On Such a Full Sea
July 6, 2017 8:13 AM - by Chang-Rae Lee - Subscribe

In a future where US society has segmented rigidly into rich consumers, the poor, and a labor class who have occupied the buildings of former cities, one of these laborers sets out on a quest...

One of an occasional series of posts about books dealing with dystopias and apocalyptic futures.
posted by latkes (1 comment total)
 
I have SOOOO many mixed feelings on this book, I'm really hoping others have read it and will be interested to discuss.

Chang-Rae Lee is such a skilled writer, I'm very curious to read his less speculative fiction. Ultimately, I found the ideology of this book too troubling and problematic. But there were aspects of it that were so compelling, namely the hero, Fan, who is such a quiet and private protagonist, very unlike other heroes I think.
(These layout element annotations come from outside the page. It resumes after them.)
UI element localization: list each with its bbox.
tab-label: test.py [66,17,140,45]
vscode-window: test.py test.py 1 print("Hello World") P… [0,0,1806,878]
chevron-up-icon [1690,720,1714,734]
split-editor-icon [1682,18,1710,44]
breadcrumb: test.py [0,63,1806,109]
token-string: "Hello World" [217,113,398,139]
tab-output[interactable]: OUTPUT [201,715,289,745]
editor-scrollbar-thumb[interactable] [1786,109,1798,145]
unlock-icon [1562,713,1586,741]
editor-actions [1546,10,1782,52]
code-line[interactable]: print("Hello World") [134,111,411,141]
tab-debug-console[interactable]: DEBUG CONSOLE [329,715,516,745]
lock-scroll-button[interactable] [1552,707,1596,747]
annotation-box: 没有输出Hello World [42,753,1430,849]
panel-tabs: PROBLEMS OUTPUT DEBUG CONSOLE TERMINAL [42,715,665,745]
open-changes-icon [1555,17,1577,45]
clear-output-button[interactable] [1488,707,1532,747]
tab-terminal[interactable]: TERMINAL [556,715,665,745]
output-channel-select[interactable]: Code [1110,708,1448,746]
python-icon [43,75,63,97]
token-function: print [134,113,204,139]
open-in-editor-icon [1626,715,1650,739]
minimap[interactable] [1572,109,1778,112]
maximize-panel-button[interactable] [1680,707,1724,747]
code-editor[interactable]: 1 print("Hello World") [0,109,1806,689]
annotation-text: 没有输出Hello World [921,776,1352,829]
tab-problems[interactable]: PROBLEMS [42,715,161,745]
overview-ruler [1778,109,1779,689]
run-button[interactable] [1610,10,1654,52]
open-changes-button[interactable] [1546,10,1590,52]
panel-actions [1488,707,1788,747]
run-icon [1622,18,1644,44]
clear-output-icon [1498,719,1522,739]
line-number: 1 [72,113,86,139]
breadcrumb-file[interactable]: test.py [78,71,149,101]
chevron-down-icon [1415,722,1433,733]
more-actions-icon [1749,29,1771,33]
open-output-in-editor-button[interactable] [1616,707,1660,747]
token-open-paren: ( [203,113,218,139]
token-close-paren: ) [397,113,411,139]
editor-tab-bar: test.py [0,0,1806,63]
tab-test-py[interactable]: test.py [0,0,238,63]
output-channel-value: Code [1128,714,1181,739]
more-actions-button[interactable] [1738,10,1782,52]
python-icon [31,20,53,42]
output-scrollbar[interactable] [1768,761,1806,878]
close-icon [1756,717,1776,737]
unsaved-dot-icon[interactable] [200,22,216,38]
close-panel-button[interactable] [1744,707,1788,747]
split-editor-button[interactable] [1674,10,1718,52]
It was the descriptions of the Countries People I found most troubling: like these sections were clearly written by someone who has never been poor and probably has spent little time with poor people, as every interaction in the Countries ends in extreme and gratuitous violence. This seems grounded in a rich suburban person's fears about how poor people behave. And the book seems most comfortable in it's descriptions of the rich.

But it's the laborer class in B-Mor that is the most interesting part of the book conceptually, and I can see how this idea grew out of the author's previous concept of doing a book set it Shenzhen.

Anyhow, I'm so curious how others felt about this book.